In the EU, about 40,000 applications for citizenship by investment have been approved over time, the report by LSE noted. However, the actual number of people gaining residence is higher — over 100,000 – as each applicant is associated with an average of 1.6 family members. The interest mainly comes from individuals from China and Russia, followed by Brazil, Turkey, Ukraine, South Africa, Iran, Egypt, Lebanon, Iraq.

The figure is not too prominent representing just about 1% of long stay residence permits. In countries such as Greece and Portugal, however, they can represent over 10% of residence permits. Meanwhile, most EU member states approve fewer than 500 applications each year, whereas countries like Estonia, Luxembourg, and the Netherlands, have approved less than a dozen people in total.

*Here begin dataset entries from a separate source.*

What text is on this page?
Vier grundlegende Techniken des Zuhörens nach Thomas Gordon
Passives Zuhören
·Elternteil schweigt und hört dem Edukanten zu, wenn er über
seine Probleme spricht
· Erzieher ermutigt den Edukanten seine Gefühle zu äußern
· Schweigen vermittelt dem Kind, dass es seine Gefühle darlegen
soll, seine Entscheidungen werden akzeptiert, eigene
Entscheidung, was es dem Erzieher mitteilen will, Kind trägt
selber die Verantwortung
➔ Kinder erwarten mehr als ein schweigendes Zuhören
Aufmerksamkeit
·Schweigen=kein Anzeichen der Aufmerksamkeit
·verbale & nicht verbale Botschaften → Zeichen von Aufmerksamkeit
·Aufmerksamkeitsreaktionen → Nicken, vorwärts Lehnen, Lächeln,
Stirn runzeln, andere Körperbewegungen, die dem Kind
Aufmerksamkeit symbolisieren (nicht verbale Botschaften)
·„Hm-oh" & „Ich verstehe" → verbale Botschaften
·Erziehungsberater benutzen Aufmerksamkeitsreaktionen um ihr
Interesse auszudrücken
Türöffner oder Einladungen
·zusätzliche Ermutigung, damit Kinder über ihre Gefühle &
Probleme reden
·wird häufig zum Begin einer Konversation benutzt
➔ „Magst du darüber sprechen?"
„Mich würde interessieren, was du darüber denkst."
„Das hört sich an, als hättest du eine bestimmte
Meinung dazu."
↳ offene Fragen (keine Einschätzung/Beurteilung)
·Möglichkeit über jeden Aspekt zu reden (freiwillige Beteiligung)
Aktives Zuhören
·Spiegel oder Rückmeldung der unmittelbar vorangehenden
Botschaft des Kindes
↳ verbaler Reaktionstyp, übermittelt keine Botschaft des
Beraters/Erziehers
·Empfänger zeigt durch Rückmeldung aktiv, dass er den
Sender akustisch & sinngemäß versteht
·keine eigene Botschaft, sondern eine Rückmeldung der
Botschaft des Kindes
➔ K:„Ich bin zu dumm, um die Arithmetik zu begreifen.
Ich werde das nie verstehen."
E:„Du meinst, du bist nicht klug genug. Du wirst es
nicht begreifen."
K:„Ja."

Citizenship by investment is mostly popular in Portugal, Spain, Latvia, and Greece, which account for 70% of total approved applications, and 60% of revenue from the schemes.


While popular, it’s not all smooth sailing for citizenship by investment programs. In 2020, the European Commission sent legal notice to Cyprus and Malta for their golden visa schemes in a move that may eventually see the two island nations end up in court and face fines.

It further sent a reasoned opinion to Cyprus for failing to address concerns earlier this month, as well as a letter of formal notice to Malta, which established a new scheme for investor citizenship at the end of last year.

These schemes are not popular with the European Commission due to concerns about security risks, money laundering, tax evasion, and other corruption-related issues.

Citizenship by investment schemes allow approved applicants to move, live and work freely within the EU, and also give them the right to vote in municipal and European Parliament elections, the European Commission has previously pointed out.

“The granting of citizenship of the Union in exchange for a predetermined payment or investment and without the persons acquiring citizenship showing any real link with the Member States concerned undermines the profound nature of EU citizenship,” it also said.